Gillis’s children were teenagers at the time and that worried her even more. “I was concerned about the environment our family was growing in and the environment of the children living in this immediate area,” she says. She even mulled over moving away, but stayed because she loved the community and wanted to work to improve it.
She started visiting with local businesses, asking if they had seen anything similar. It turned out she wasn’t imagining things—most members of the community she talked to agreed, some saying the area was spiralling downward and that they were planning on leaving. So Gillis created the Kingsway Imperial Neighbourhood Association (KINA), a community citizens’ group that works with various levels of government and the local RCMP detachment to reduce crime and build the community.
In its five years, KINA has worked on a number of community-building efforts—families pitching in for biannual cleanups, graffiti paint-outs, barbecues and more. But why grill burgers and paint faces when they could be out bearing placards to drive sex trade workers away, as some communities have done? “We wanted to build the identity of the neighbourhood with people’s involvement,” says Gillis.
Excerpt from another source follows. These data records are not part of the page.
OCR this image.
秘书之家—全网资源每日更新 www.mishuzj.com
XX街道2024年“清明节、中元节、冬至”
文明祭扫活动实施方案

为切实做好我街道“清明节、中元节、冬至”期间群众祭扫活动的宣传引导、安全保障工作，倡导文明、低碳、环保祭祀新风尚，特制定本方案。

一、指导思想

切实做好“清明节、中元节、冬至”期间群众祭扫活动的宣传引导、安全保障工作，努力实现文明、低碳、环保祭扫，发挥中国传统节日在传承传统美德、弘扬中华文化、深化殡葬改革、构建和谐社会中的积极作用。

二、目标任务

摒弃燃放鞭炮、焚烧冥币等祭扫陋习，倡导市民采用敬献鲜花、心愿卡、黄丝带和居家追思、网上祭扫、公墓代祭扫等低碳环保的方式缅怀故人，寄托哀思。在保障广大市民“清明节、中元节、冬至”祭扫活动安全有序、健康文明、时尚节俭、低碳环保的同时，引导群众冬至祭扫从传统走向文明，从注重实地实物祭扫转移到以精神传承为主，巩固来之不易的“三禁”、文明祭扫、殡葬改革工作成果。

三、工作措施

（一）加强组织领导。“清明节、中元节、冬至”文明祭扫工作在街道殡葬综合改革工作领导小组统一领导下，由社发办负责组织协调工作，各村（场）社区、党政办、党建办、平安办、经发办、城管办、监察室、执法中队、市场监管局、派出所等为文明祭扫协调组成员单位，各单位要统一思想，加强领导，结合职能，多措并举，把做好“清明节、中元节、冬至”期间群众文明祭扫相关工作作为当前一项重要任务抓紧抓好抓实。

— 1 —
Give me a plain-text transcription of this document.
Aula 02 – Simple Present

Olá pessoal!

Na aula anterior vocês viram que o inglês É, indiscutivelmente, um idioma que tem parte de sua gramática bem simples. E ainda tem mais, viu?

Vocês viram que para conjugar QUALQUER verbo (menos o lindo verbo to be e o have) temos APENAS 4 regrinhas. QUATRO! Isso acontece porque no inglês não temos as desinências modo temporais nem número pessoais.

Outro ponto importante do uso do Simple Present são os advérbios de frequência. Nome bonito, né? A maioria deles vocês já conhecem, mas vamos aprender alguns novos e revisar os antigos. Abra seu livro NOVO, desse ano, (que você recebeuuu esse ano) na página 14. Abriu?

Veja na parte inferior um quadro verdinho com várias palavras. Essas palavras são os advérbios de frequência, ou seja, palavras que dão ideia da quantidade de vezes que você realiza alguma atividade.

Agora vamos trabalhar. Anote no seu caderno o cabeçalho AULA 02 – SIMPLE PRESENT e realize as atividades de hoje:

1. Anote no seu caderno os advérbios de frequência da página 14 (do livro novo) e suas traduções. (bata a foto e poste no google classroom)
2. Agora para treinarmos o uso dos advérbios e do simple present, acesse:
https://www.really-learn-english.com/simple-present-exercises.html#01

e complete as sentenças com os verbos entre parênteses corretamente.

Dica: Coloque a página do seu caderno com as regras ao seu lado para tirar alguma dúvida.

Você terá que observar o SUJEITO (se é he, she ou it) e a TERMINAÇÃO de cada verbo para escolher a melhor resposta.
She adds that she hears positive neighbourhood chatter again, such as that from fellow resident Sharie Arrotta, a mom with a 10-year-old son and a daughter, 14. Arrotta recalls walking her five-year-old daughter to kindergarten with her son in the stroller, and wondering if her children would ever even walk to school alone when they were older. “When you have prostitutes on the corner and a motel with needles scattered, you just feel like you can’t do that,” says Arrotta. “But now it feels safer because we’re getting to know our neighbours through the cleanups and people chatting.”
To Gillis, that’s more than welcome news. “Our community had developed quite a reputation—there was even a website pointing to the fact that you could find a sex trade worker here. There was a sense of hopelessness with some residents and businesses moving away,” she says. “When we hear people say, ‘Things are so much better than a few years ago,’ we know we are making a positive difference.”